We went to see my maternal grandmother too, as we were already in that city. She was likewise pleased to see us, and chatted our respective ears off as well.
I have no idea if Nana (paternal, this time) will live. But at least if she passes away I’ve said goodbye.
I am tired. Soul-weary as well as physically, as I ended up doing all six hours of driving – Tobes wrenched his neck napping in the car, so, yeah.
Now that I have the full story on my grandmother, I do feel kind of guilty. It’s not likely that she’ll live past the weekend. Internal bleeding that they can’t find, and thus can’t stop, despite xrays and internal probes and goodness knows what. She’s also a chronic asthmatic and struggling to breathe – which doesn’t help, given the low blood count.
It’s not looking good.
We will probably visit her on Sunday. Apart from anything else, I think my mother would feel better if we did.
I’m actually having a good week, that aside.
At work, the Ops Manager is going on maternity leave. When she announced her pregnancy, I said that I’d be interested in taking advantage of any opportunities that fell out of the reshuffle tree.

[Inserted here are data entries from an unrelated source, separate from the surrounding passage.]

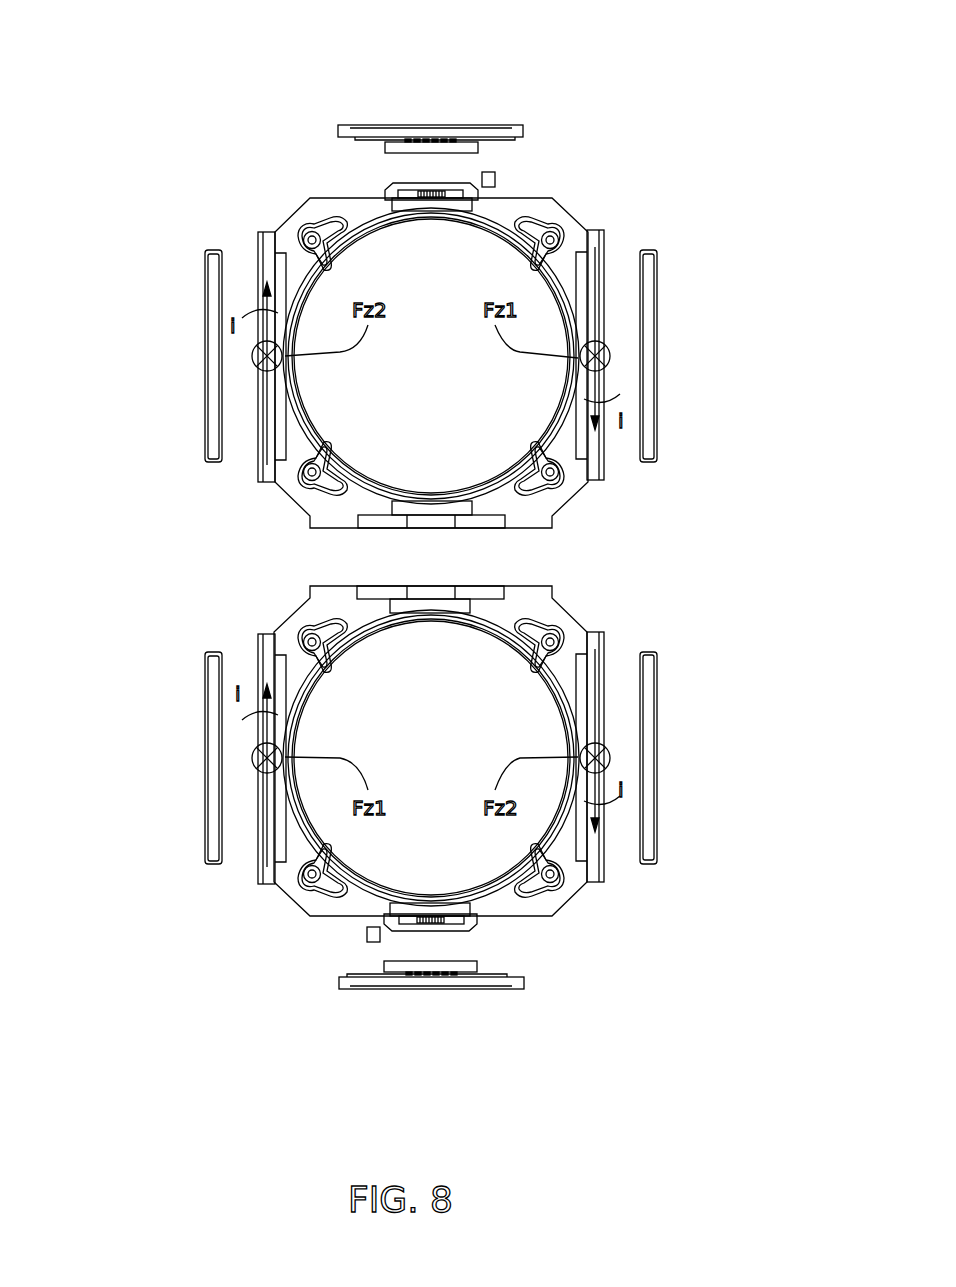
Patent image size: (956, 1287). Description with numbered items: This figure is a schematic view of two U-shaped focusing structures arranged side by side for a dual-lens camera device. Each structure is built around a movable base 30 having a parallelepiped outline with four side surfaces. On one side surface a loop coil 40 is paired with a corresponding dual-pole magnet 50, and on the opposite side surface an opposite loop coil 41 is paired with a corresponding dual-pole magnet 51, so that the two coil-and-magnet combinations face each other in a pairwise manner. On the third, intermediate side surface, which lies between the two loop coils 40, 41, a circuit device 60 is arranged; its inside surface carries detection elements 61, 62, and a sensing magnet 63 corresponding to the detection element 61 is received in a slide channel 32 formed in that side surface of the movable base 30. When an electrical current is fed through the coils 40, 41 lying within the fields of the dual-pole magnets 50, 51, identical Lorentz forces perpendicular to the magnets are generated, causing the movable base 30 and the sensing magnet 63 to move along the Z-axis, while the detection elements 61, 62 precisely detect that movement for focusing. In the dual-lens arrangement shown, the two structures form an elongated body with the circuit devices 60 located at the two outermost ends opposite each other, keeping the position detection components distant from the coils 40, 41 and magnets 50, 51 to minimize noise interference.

The movable base 30 is at (308, 610).
The slide channel 32 is at (405, 198).
The loop coil 40 is at (267, 232).
The loop coil 41 is at (596, 232).
The dual-pole magnet 50 is at (205, 354).
The dual-pole magnet 51 is at (660, 352).
The circuit device 60 is at (497, 125).
The detection element 61 is at (478, 148).
The detection element 62 is at (495, 178).
The sensing magnet 63 is at (436, 198).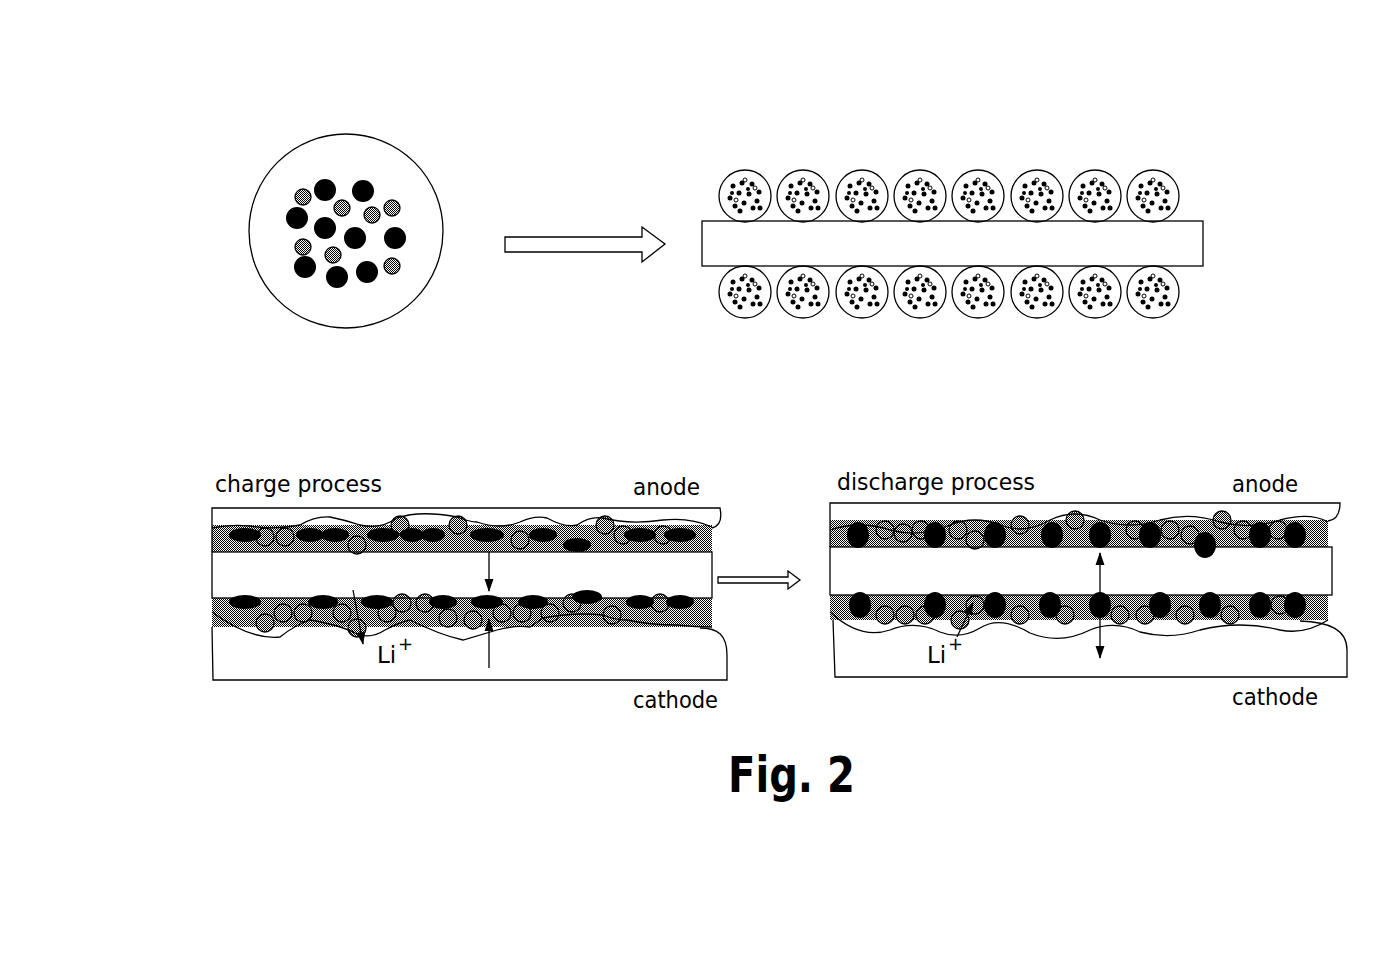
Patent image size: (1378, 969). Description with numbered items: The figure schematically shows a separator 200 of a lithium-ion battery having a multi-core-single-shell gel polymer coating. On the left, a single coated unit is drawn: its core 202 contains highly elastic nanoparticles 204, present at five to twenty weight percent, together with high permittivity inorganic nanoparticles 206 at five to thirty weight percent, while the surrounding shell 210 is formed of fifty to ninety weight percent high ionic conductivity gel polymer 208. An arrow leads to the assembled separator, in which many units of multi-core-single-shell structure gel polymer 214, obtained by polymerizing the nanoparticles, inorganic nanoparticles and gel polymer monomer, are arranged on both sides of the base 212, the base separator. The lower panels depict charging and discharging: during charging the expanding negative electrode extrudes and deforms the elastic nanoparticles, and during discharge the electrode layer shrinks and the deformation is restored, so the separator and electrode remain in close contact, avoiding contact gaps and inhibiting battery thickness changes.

It’s ended up going like this – Ops Manager going on maternity leave, Project Manager will move into Ops, one of the server team is moving into Project… and yours truly is moving into the server team. The lead of that team actually requested that I move, I didn’t have to apply or anything.
It’s only for a year, but a year is a long time, you know? The worst-case scenario is basically that the Ops Manager wants to come back part-time, everyone else gets asked to move back down the chain – and I have a year’s experience in server admin to take to another employer. Don’t get me wrong, I don’t think they’ll push me back down the chain having once promoted me – this is a good employer! But if the worst case is basically that I have good experience to take to another job, I can’t particularly lose.
Dance is going well. At the end of the beginner’s salsa class yesterday (I was waiting for the next class, improvers, to start) my teacher was advertising some zouk workshops they’re running in a couple weeks. Of course, there was promptly the chorus of “What’s zouk?” And he asked me to do a demo with him for the class. Ego: boosted!